I found my Thermarest sleeping pad bag fits nicely inside of a CNOC water bladder. Overlap it and you can seal it off letting it flow through a water filter. Actually most of the water goes through the seams. Something better can be found. A cotton bag would probably work better. I’ve looked at actual lab filter bags, but haven’t found a source I was happy with. A bandanna is a lot cheaper. A small bag of activated charcoal at the bottom will give you a compound filter, but isn’t necessary and adds a little weight.
This is the info I referenced that was just sent via email
“I use two tricks to pre-filter cloudy water, whether I’m using a chemical method or a squeeze filter method.

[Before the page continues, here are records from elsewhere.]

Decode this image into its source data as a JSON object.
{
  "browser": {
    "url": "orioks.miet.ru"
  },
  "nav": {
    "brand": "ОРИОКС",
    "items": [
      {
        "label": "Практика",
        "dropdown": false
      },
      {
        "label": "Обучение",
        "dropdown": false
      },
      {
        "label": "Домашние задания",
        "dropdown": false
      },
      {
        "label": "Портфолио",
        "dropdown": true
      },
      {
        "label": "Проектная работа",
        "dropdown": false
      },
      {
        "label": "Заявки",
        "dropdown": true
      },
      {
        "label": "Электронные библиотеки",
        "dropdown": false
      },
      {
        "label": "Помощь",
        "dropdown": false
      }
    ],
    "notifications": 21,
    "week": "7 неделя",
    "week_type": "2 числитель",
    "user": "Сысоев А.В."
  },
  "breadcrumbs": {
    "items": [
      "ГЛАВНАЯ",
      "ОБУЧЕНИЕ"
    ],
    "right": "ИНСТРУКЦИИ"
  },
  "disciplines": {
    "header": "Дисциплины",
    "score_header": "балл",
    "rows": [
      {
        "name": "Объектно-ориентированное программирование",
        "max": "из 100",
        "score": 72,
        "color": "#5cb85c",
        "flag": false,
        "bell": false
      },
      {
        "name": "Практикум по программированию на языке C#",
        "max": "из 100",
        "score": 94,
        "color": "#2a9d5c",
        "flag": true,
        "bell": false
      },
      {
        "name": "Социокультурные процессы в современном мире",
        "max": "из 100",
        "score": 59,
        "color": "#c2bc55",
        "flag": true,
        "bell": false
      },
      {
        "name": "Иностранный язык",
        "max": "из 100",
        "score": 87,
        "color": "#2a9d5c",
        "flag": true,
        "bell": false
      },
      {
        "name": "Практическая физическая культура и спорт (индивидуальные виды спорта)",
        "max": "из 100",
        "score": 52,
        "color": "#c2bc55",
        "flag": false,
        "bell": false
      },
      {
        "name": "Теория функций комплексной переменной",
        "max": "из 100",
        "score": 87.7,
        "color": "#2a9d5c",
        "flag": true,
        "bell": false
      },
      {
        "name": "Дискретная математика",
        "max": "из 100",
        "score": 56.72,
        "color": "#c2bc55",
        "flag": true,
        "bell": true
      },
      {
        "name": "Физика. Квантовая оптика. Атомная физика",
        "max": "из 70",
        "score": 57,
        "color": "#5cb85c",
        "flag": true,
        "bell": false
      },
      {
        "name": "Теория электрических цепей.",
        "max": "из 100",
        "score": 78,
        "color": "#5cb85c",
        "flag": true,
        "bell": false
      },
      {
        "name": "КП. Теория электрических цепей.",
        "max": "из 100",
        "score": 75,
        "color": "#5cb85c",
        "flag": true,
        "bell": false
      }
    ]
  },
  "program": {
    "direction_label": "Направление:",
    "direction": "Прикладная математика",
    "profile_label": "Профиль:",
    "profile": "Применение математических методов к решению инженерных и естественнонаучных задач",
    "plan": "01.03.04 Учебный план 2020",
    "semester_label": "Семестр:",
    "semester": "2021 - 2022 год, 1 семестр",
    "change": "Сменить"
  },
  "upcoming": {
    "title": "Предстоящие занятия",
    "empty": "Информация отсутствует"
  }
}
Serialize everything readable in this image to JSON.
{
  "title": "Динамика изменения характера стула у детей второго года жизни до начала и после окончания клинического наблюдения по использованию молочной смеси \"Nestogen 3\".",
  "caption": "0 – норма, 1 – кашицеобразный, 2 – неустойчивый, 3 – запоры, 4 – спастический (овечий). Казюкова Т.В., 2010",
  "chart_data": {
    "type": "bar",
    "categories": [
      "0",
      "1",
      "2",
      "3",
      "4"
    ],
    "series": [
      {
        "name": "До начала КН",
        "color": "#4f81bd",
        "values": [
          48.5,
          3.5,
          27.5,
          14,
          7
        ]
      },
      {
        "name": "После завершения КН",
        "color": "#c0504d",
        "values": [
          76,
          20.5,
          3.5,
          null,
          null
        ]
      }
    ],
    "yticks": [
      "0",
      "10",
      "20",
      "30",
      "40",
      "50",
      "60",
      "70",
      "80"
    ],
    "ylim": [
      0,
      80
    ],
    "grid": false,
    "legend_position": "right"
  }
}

The first is a high-quality cotton coffee filter, and the second is a typical cotton bandana. You’ll need an elastic hair tie or 1/8″ shockcord loop as well to secure the fabric over the mouth of a water bottle – this makes it easy to pour cloudy water from another container through these pre-filters into your bottle.
High-end cotton coffee filters have small pore sizes – on the order of 20 to 50 microns (as a frame of reference, paper coffee filters are at the low end of this range). They can effectively filter out particles about 1/5 of the diameter of those pores – 4 to 10 microns – the size of typical silt particles found in spring runoff.
Bandanas, on the other hand, typically have pore sizes in the range of 50 to 100+ microns. They’re not very effective at filtering fine silts and clays that you’ll find in some runoff regions. However, they are very effective at filtering out the larger organic (char) debris found in the mud flows of runoff from wildfire burn scars.”